SYDNEY - Beginning Friday, foreign nationals granted special permission to fly to Australia take a COVID-19 test within 72 hours of their departure. Masks will also be compulsory on all international flights.
Australia has had a fortress-like approach to COVID-19. It closed its borders to most foreign travelers in March to try to curb the spread of the coronavirus.
But 25,000 overseas passengers have been granted travel exemptions since the pandemic began, while a similar number have been rejected. People allowed into Australia include those wishing to attend a funeral of a close relative, those needing urgent medical care or key workers with critical skills.
Arrivals, including foreign diplomats and transit passengers, now need to provide proof of a negative COVID-19 test at check-in prior to departure.
There are some exemptions. They include international air crew, children under the age of 4, and travelers flying from New Zealand, Samoa, Tonga and Vanuatu.
All passengers face 14 days’ mandatory hotel quarantine on arrival in Australia. Masks will also be compulsory on international flights into the country.
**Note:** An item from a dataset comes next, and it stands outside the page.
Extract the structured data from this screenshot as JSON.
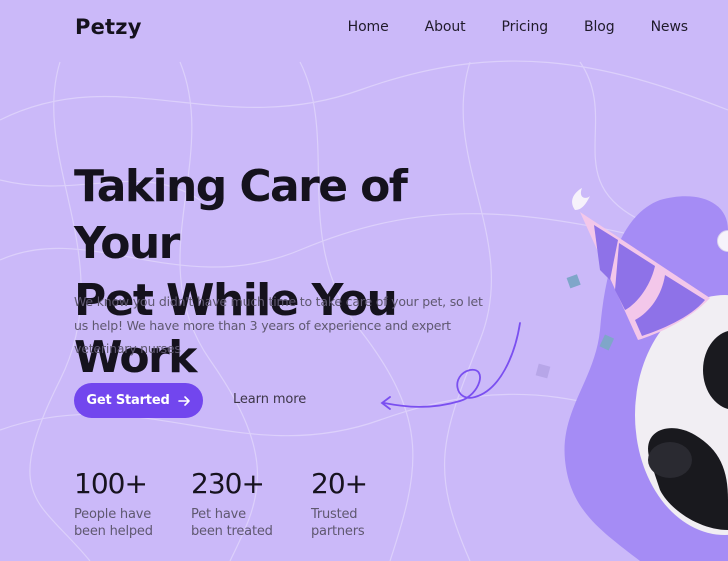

“These are difficult and will be challenging for many people, and I am apologetic that we need to put in place these restrictions,” said Greg Hunt, Australia’s federal health minister. “The fact that we have new, more virulent strains that are emerging around the world – these remind us of precisely why we have been able to keep Australians safe, but we have to be ever-vigilant and responding to international events as they occur.”
Australian citizens and permanent residents have been allowed to return to Australia. They, too, must go into quarantine in a hotel at their own expense, but they do not need to take a COVID-19 test before their flight home.
Along with border closures, mass screenings for the coronavirus have been a key part in Australia’s strategy to contain the virus. More than 12.5 million tests – an average of one for every two people – have been carried out.
Strict lockdowns have also been important, and there are signs the economic harm inflicted by the pandemic is beginning to ease.
Official government figures show that nine out of 10 of the jobs lost during the coronavirus crisis were recovered before Christmas, with the Australian economy rebounding as outbreaks were brought under control.
The health department estimates there are 170 active COVID-19 infections in Australia.
Nearly 29,000 coronavirus cases have been reported in Australia since the pandemic began, and 909 people have died, according to the department of health.